The Purpose of Reps & Warranties
Reps & warranties serve two primary purposes:
A Diligence Tool: They force the company to formally disclose any known issues. The process of reviewing the reps & warranties with your lawyer is a form of self-diligence, as it requires you to confirm the status of everything from your corporate records to your intellectual property ownership.
A Risk Allocation Mechanism: They allocate the risk of any unknown problems to the company. If a hidden liability emerges after the financing that contradicts one of the reps & warranties, the investors are protected because they relied on your statement that the problem did not exist.
Standard Reps & Warranties in a Series A
While the list can be long, it is highly standardized. The company will be asked to represent and warrant facts about:
Corporate Organization: That the company is a duly organized Delaware C-Corporation in good standing.
Capitalization: That the cap table provided to the investors is complete and accurate.
Authorization: That the company has the full legal authority to enter into the financing and issue the stock.
Intellectual Property: That the company owns or has the right to use all the IP necessary for its business and that it is not infringing on the IP of any third party.
Financial Statements: That the financial statements provided to the investors are accurate and have been prepared in accordance with GAAP.
Compliance with Laws: That the company is in compliance with all applicable laws and regulations.
Litigation: That there is no pending or threatened litigation against the company.
The Role of the "Disclosure Schedule"
No company is perfect. It is common that one of the standard representations may not be 100% accurate. For example, the company may be involved in a minor, pending legal dispute. You cannot simply sign a representation that there is "no litigation."

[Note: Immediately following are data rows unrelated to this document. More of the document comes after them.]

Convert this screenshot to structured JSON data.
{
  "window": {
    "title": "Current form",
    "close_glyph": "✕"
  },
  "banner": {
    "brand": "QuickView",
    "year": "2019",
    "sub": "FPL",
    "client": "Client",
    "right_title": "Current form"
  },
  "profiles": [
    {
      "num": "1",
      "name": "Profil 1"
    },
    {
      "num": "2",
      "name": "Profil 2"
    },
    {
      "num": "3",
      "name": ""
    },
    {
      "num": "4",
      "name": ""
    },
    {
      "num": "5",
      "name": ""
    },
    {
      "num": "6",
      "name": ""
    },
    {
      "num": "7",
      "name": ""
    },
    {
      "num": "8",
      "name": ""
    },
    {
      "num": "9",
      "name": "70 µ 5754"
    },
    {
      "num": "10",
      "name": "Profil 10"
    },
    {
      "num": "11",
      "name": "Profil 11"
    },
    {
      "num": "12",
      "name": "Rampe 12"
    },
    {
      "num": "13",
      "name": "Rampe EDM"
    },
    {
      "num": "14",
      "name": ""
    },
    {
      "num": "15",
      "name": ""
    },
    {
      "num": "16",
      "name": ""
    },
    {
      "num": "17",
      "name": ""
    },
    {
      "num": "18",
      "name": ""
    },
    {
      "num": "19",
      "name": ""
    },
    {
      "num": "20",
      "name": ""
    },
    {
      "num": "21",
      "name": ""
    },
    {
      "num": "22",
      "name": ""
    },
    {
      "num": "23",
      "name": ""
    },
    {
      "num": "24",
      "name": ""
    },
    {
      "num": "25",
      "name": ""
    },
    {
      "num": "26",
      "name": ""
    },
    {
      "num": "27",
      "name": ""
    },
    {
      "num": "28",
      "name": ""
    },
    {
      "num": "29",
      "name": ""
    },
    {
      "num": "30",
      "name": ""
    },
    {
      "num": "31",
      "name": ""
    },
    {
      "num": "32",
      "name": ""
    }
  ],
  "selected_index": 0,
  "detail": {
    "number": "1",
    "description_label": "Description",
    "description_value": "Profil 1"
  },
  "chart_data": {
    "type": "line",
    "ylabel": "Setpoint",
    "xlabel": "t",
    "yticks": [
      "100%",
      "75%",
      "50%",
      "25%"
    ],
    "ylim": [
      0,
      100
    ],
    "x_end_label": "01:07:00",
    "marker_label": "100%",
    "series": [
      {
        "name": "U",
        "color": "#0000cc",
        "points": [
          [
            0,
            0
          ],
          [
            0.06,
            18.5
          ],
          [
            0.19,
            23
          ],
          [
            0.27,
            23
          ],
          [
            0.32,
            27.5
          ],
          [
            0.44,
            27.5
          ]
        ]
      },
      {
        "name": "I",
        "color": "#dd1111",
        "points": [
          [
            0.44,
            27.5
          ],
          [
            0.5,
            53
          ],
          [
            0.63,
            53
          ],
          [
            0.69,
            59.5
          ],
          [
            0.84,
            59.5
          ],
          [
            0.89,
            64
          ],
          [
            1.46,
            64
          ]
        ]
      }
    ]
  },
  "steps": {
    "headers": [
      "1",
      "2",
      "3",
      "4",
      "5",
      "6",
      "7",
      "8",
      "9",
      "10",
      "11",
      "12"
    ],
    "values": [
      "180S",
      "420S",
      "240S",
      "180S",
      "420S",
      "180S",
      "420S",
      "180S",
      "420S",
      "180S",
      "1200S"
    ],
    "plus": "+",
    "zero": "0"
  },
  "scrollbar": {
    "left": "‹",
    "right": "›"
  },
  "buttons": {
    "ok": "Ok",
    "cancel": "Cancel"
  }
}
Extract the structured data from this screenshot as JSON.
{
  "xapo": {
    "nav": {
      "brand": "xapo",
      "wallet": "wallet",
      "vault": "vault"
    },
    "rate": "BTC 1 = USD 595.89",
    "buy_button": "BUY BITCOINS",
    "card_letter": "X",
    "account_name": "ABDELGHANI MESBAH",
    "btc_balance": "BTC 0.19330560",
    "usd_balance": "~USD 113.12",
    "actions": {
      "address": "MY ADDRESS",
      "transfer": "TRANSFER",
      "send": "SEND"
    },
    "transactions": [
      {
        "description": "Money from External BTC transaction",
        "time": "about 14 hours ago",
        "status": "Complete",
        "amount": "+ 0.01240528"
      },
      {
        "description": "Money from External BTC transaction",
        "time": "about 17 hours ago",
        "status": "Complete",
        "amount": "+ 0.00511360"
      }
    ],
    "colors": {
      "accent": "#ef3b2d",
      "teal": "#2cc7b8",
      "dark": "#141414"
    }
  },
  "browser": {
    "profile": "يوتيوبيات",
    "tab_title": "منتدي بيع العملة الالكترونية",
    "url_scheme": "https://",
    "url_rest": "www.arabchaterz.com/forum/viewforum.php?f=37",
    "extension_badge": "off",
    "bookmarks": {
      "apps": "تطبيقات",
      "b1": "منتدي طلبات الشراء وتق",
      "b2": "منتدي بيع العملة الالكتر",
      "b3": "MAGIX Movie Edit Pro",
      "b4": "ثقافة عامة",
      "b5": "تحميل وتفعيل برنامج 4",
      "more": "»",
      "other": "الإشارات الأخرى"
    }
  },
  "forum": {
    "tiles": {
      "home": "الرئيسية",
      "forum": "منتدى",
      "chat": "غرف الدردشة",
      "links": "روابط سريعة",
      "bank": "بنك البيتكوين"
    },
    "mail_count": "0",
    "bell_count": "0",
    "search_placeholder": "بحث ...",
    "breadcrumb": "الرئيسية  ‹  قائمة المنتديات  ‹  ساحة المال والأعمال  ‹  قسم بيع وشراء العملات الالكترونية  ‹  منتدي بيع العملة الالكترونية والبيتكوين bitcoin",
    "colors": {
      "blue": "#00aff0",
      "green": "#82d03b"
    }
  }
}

The solution is the Disclosure Schedule. This is a separate document that is part of the financing agreement where you can list any exceptions to the reps & warranties. By formally disclosing an issue on this schedule, you are preventing the investors from later claiming that you breached your warranty on that specific matter. The process of preparing the Disclosure Schedule with your lawyer is a critical part of the diligence process.
Disclaimer: This post is for general informational purposes only and does not constitute legal, tax, or financial advice. Reading or relying on this content does not create an attorney–client relationship. Every startup’s situation is unique, and you should consult qualified legal or tax professionals before making decisions that may affect your business.